The novel about bookstores is the closest to being complete, but even here I found many gaps and glitches that keep it from being what I would consider finished. It is comic, but also literary; that is, not in any real sub-genre like SF or Horror or Mystery or Romance or whatever. And literary works are rare at Smashwords so far. So kudos for effort, but if The Grapes of Wrath is a 5, how could I give this novel more than a 2? Let's go farther; if Riceyman Steps, by Arnold Bennett is the 5 or bookstore-related novels and Orwell's Keep the Aspidistra Flying is 4.5, how could I give the e-book I read more than a 3?
And that's where the problem starts. People buy things (or read things) based on ratings. It is hard to understand that 5 stars--to some people--mean that the work is among the best in the world. Four stars means that the book is excellent. Three means good, but not really special. Yet what I have come to realize is that people rarely look at books that have an average rating of less than 4 stars. Check out the major booksellers on Ebay or Amazon: they expect you to give them straight 5s for what may be only mediocre service--for books thrown into envelopes without padding or protection, or books sent out several days after payment. Some sellers won't even deal with buyers with less than a perfect rating.

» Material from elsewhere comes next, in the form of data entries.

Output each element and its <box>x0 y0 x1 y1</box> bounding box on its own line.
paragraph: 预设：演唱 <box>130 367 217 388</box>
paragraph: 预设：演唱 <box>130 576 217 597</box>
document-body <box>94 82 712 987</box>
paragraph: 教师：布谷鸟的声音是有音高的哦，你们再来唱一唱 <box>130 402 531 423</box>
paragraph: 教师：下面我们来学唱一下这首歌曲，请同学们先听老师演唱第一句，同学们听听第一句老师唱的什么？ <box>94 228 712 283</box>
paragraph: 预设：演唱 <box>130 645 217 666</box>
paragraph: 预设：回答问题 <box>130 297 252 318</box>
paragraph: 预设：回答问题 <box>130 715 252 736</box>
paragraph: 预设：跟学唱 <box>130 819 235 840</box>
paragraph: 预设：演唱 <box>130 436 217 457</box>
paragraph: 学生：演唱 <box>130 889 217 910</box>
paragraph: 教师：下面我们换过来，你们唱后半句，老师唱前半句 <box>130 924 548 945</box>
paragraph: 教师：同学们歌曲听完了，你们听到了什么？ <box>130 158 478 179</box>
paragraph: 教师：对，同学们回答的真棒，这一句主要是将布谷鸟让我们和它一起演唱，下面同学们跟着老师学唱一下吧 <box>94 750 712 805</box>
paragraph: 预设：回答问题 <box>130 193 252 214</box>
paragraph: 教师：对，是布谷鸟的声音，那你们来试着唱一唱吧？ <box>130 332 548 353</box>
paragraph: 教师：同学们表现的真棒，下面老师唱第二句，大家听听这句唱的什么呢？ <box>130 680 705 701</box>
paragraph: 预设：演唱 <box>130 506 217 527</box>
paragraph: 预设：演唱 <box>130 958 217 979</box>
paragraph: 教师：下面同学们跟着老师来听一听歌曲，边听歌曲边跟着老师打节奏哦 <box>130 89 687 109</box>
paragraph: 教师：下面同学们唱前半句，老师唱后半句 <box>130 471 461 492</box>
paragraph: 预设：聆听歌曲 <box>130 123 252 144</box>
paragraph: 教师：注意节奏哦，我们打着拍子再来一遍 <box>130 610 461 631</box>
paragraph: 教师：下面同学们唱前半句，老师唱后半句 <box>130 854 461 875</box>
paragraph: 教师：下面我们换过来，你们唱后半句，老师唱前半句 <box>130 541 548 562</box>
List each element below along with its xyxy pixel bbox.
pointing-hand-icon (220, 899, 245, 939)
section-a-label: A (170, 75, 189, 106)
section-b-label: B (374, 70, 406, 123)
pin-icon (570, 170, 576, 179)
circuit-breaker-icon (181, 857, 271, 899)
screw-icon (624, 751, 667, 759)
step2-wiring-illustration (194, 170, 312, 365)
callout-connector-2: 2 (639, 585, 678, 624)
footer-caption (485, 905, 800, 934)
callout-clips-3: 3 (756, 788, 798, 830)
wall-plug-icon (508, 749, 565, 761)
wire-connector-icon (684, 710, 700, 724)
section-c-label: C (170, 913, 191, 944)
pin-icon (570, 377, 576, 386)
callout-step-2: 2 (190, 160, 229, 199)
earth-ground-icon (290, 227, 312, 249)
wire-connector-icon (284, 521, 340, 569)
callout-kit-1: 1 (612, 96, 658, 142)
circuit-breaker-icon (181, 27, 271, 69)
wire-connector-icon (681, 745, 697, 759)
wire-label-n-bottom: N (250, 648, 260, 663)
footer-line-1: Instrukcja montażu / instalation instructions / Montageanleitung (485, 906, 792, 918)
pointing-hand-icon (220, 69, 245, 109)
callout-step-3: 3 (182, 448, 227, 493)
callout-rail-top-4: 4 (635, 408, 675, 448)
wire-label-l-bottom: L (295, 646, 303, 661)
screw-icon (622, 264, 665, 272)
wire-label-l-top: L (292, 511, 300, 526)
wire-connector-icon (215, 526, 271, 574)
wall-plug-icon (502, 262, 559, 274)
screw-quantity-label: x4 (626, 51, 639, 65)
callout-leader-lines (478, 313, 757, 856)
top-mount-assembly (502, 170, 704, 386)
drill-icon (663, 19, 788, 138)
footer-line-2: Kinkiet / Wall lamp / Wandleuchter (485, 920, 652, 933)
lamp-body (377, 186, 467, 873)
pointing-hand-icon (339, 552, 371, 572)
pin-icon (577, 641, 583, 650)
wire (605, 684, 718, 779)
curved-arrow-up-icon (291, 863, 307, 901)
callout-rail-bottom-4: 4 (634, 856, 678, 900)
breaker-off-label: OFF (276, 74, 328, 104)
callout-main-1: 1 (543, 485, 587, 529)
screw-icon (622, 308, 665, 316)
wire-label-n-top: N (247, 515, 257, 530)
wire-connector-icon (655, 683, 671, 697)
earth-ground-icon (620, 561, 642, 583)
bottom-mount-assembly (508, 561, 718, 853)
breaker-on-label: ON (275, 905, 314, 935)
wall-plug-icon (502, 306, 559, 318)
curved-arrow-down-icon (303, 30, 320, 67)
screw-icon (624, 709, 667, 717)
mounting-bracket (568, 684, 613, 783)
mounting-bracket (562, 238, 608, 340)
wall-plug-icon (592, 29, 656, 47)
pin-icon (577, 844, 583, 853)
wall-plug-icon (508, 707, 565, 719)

Average has become the new meaning of 5 stars. I can't accept that. A book is excellent or it is not. It is finished or it is not. The characters are finely drawn or they are cliched. A 5-star book means that the book is excellent in almost every way. Yet giving a work only a 3 will probably doom it to obscurity, especially if other reviewers buy into the idea that if you like something you purchase it must be worth 5 stars. Or that the author will feel slighted at getting less.
Conversely, some readers take issue with an author's religion or political opinion or language, and will give a book only 1 star. Also not cool, even though there is a lot of stuff in the Indie e-book universe--probably close to the majority--that deserves only a single star. Still, there is no reason to show your superiority over these writers by crushing them; they won't believe you anyway--they'll just point to the 5-star ratings that were given to them by their friends or parents.
My suggestion is this. If you read an e-book and you like it, write a comprehensive review, mentioning the things you like and the things you think need work. If you recommend it, say so--with or without reservations. If you don't like it, ignore it. But know that you have the option to refrain from giving stars unless something is the best thing on earth or so disgusting that you just can't help yourself. Let the people who read your review decide for themselves on the basis of your words, not your numbers.